The paper presents a neural-guided variational quantum algorithm that decouples amplitude and sign learning, enhancing efficiency and scalability in hybrid quantum-classical architectures.

Findings

Reduces error by 98.9% on 6-qubit J1-J2 model

Improves MaxCut solution quality by 19% on 45-vertex graphs

Requires nearly 19x fewer optimization steps than standard VQE

Abstract

Variational quantum algorithms hold great promise for unlocking the power of near-term quantum processors, yet high measurement costs, barren plateaus, and challenging optimization landscapes frequently hinder them. Here, we introduce sVQNHE, a neural-guided variational quantum algorithm that decouples amplitude and sign learning across classical and quantum modules, respectively.

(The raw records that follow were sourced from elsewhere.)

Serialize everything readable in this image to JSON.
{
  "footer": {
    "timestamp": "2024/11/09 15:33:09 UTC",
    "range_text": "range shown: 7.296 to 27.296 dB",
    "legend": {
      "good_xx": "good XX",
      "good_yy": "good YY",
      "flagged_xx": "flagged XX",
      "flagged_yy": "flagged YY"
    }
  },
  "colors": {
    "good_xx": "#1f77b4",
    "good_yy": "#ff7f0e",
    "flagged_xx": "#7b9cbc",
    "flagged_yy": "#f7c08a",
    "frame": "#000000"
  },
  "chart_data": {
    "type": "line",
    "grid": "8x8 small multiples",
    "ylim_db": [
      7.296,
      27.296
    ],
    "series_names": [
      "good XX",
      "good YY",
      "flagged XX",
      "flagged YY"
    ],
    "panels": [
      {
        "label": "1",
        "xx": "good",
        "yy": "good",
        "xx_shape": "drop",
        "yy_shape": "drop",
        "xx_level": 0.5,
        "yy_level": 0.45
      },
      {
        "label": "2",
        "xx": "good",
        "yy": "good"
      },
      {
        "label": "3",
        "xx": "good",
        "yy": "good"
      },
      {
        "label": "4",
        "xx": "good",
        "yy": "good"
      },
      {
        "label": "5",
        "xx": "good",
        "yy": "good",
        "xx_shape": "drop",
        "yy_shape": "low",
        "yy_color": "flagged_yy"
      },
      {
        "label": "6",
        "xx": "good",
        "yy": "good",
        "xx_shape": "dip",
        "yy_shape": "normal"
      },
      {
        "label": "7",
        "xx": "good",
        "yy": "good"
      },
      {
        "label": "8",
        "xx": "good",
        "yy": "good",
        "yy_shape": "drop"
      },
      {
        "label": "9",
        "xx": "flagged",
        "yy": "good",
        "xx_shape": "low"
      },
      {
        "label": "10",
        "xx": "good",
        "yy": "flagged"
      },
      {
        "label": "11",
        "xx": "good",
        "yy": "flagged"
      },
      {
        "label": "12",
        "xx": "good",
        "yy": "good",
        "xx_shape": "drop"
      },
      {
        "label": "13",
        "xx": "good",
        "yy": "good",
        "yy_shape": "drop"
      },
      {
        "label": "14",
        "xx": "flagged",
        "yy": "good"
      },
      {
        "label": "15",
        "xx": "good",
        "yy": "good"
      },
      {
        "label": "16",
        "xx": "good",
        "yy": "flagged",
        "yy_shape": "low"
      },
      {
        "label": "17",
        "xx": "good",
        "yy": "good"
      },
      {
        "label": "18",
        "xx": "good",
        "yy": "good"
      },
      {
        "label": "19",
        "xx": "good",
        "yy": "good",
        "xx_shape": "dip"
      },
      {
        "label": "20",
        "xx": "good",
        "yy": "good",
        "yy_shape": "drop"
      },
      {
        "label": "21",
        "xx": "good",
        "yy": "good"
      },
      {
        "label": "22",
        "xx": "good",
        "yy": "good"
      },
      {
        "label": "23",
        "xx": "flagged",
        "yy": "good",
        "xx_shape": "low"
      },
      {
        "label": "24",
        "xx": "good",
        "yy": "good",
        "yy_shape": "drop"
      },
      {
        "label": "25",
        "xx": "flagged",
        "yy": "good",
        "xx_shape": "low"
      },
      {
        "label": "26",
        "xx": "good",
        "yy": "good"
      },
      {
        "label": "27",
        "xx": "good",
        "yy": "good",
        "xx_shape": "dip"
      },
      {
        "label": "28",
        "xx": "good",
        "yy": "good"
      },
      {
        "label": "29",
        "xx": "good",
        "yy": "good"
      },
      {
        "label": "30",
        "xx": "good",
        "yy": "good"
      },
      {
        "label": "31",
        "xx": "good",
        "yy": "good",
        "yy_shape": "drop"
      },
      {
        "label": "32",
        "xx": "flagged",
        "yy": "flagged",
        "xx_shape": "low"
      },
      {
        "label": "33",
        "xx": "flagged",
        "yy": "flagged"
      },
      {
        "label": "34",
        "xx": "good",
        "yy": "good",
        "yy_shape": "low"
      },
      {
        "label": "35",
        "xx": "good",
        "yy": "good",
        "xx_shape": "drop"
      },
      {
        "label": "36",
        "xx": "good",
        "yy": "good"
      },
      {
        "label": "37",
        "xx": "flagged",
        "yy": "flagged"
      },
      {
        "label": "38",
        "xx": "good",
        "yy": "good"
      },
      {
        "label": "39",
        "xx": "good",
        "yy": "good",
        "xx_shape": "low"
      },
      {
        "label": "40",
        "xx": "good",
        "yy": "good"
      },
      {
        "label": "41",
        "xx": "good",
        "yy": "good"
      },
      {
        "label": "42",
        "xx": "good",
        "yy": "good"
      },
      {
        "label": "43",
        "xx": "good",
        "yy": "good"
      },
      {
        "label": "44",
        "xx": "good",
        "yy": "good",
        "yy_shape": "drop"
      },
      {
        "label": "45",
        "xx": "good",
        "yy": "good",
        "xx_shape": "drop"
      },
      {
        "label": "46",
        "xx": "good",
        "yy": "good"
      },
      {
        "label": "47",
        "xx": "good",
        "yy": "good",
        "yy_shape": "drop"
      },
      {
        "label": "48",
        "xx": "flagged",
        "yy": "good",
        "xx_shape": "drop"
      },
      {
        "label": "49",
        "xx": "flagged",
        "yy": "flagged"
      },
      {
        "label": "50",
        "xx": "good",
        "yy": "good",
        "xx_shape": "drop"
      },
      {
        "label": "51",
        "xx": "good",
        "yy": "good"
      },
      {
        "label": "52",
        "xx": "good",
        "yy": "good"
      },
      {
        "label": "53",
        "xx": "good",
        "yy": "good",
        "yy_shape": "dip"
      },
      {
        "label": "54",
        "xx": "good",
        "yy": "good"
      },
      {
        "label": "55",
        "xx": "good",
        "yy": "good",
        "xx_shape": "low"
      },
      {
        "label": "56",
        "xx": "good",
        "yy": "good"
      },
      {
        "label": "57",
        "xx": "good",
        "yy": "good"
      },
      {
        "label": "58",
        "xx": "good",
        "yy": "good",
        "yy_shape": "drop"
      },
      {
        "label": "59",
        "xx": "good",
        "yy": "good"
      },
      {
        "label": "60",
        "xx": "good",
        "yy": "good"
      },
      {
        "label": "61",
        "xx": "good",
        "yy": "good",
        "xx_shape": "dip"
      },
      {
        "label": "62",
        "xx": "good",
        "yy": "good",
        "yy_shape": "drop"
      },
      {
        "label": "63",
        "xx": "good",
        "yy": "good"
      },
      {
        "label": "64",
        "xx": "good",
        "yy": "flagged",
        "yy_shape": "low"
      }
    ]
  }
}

Our approach employs shallow quantum circuits composed of commuting diagonal gates to efficiently model quantum phase information, while a classical neural network learns the amplitude distribution and guides circuit optimization in a bidirectional feedback loop. This hybrid quantum-classical synergy not only reduces measurement costs but also achieves high expressivity with limited quantum resources and improves the convergence rate of the variational optimization. We demonstrate the advancements brought by sVQNHE through extensive numerical experiments. For the 6-qubit J1-J2 model, a prototypical system with a severe sign problem for Monte Carlo-based methods, it reduces the mean absolute error by 98.9% and suppresses variance by 99.6% relative to a baseline neural network, while requiring nearly 19x fewer optimization steps than a standard hardware-efficient VQE. Furthermore, for MaxCut problems on 45-vertex Erdos-Renyi graphs, sVQNHE improves solution quality by 19% and quantum resource efficiency by 85%. Importantly, this framework is designed to be scalable and robust against hardware noise and finite-sampling uncertainty, making it well-suited for both current NISQ processors and future high-quality quantum computers. Our results highlight a promising path forward for efficiently tackling complex many-body and combinatorial optimization problems by fully exploiting the synergy between classical and quantum resources in the NISQ era and beyond.